A caveat to personalising the length of ICI treatment based on the level of immune response is the lack of sensitive tools for assessing drug activity on the tumour level. Tumour-associated autoantibodies produced by cancer cells are increasingly considered as viable blood-based biomarkers for early detection of various types of cancers and could also be used for predicting safety and efficacy of drug treatment. Hassel et al (abstract # 10011) presented results from a trial that aimed to understand the use of autoantibodies in predicting clinical outcome. The study assessed tumour samples from advanced melanoma patients who had received ICI treatment. From a wide range of autoantibodies, the study achieved identifying those that were most frequently correlated with the risk of immune-related adverse events as well as the probability of treatment response.
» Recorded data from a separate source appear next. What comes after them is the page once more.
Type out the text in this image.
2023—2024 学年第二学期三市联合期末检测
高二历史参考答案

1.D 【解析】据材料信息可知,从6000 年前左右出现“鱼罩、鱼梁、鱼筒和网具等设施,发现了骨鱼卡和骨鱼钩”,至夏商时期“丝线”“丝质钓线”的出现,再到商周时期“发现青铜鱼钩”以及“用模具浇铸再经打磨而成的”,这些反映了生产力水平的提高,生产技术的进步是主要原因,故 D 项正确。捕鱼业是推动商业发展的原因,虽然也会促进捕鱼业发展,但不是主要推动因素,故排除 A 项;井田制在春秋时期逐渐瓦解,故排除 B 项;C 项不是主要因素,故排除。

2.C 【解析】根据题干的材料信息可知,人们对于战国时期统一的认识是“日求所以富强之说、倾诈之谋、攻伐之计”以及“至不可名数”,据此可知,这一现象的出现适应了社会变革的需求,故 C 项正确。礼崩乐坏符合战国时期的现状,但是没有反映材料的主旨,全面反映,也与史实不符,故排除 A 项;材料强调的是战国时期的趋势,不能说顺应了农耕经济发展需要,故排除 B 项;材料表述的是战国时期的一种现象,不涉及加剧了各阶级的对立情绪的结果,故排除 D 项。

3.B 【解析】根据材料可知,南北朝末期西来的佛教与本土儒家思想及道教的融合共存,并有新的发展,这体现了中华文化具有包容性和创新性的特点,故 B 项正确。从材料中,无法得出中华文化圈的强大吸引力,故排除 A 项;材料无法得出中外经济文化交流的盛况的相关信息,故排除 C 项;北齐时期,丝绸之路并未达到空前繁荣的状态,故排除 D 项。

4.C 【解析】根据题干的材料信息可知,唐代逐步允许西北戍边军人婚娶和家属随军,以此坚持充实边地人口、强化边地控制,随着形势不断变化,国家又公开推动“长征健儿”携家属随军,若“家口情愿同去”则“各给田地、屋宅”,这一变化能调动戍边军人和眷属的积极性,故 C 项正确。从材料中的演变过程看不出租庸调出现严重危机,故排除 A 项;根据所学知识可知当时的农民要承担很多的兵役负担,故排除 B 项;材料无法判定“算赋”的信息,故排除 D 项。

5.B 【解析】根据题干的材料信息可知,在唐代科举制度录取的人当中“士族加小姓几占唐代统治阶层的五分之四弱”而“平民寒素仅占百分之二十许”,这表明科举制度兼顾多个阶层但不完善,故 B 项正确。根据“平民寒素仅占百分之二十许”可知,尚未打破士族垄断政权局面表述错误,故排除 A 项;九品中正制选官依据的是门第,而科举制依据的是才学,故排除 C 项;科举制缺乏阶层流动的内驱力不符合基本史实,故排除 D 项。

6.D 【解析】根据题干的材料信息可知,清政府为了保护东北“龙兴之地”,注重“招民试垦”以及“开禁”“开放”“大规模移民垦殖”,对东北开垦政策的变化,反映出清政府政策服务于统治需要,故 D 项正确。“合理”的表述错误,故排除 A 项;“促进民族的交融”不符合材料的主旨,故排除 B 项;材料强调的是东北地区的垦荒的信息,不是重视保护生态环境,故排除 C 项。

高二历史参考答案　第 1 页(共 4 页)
In the upcoming years, optimising the use of ICIs will be crucial in the treatment of melanoma, given the foresight of new doublet and triplet combinations formed around an ICI foundation entering global markets. Currently, the knowledge of how to optimally benefit from ICI-based therapies is still growing, and with the support of new biomarkers such as autoantibodies, physicians and regulators could provide safer guidance to using ICIs without compromising efficacy in melanoma.